The importance of focus on the customer and the people and processes that deliver products and services cannot be overstated. When properly leveraged with this understanding, technology is an incredibly useful thing, and we have seen it  do amazing things to improve the delivery of legal services. The students are building their innovation projects using either Neota Logic (a tool often used to build expert systems) or ThinkSmart (a workflow automation platform). Additionally, we have two teams supplementing their Neota Logic applications with documents instructing the project partners on how to train models using Kira (a supervised machine learning tool).

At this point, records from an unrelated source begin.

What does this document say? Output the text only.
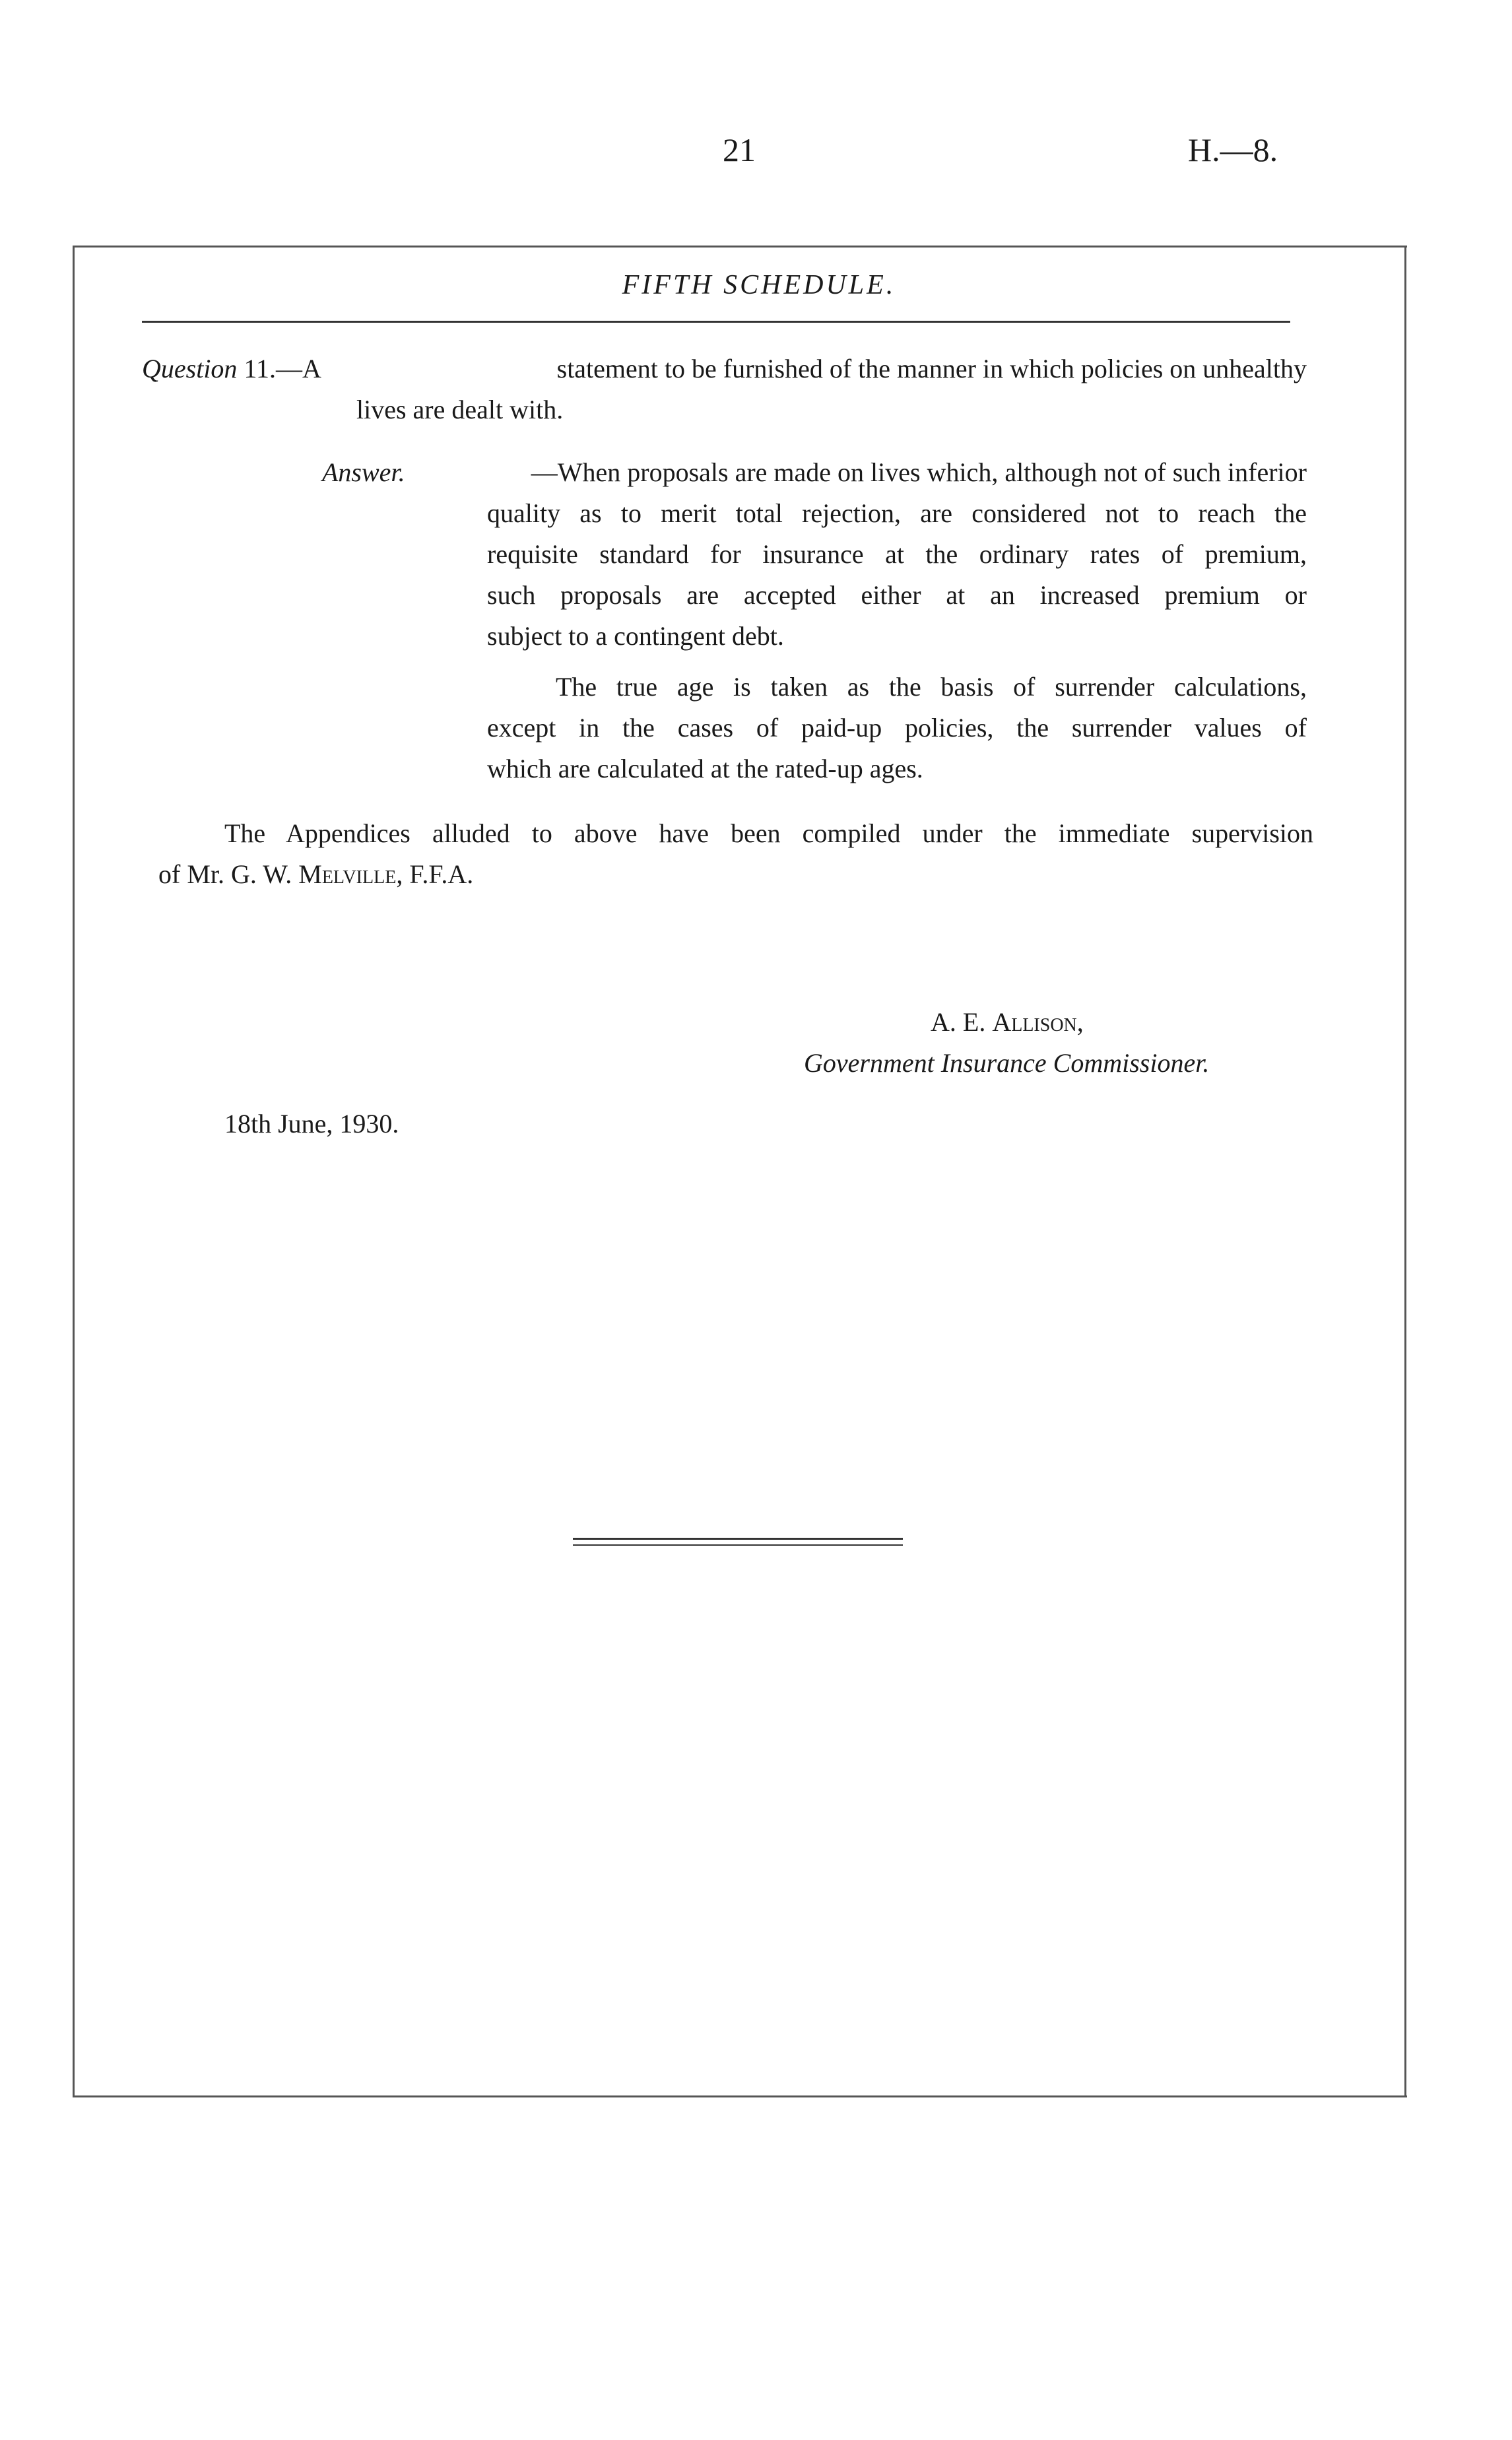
21	H.—8.
FIFTH SCHEDULE.
Question 11.—A	statement to be furnished of the manner in which policies on unhealthy
lives are dealt with.
Answer.	—When proposals are made on lives which, although not of such inferior
quality as to merit total rejection, are considered not to reach the
requisite standard for insurance at the ordinary rates of premium,
such proposals are accepted either at an increased premium or
subject to a contingent debt.
The true age is taken as the basis of surrender calculations,
except in the cases of paid-up policies, the surrender values of
which are calculated at the rated-up ages.
The Appendices alluded to above have been compiled under the immediate supervision
of Mr. G. W. Melville, F.F.A.
A. E. Allison,
Government Insurance Commissioner.
18th June, 1930.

My Role: Technologist, Innovation Coach, and Relationship Manager

I am very fortunate that Professor Linna entrusted me with so much responsibility for his capstone course. At the outset of the course, we defined specific roles for me, as described below:

  • Chief Technologist—I am here for the students as they are working with Neota Logic, ThinkSmart, and Kira to answer questions, put together learning materials that I think would be most beneficial, help coordinate their training, and provide insight as they work through the development process.
  • Projects and Relationship Manager—The student teams are using Agile project management and the Improvement Kata to work towards meeting a specific challenge set by their project partners. I am there to communicate with the project partners, the student project teams, and to facilitate communication between the project partners and student teams. I ensure that the expectations of the project partners are being met, no issues go unchecked, and that the student teams have what they need to succeed.
  • Innovation Coach—As an innovation coach, I lead student teams using the Improvement Kata, which is based on the Toyota Way and lean thinking. My job is not to solve the student’s problems, but to coach them through a disciplined process of discovery and learning. My job is to empower the students so that they continue to develop and become as successful as they can be. First, within the Improvement Kata framework, I ensure that students follow project management and process improvement best practices. Second, I help them establish target conditions–intermediate steps on their way to meeting the challenge. To achieve each of these target conditions, students identify all obstacles and then work on one obstacle at a time to overcome it. Students generate ideas and then determine the most efficient way to test their ideas (for those familiar with lean thinking, this consists of Plan-Do-Check-Act cycles). Third, I help them identify root causes of obstacles they are facing, and help them see how they, themselves, can remove barriers to their success. Finally, I encourage them to take the overall challenge articulated by their project partners as a baseline, and look for ways to deliver greater value to project partners. Being client-centric is a key component of lean and design thinking. Listening closely to clients and employing empathy as practiced in lean and design thinking allows professionals to better understand their customers’ problems and innovate by finding new ways to deliver value.

This capstone course highlights the competencies we emphasize at LegalRnD, and has been a great opportunity to engage students and create value for outside clients at the same time. I am looking forward to seeing the students’ final products in a few weeks.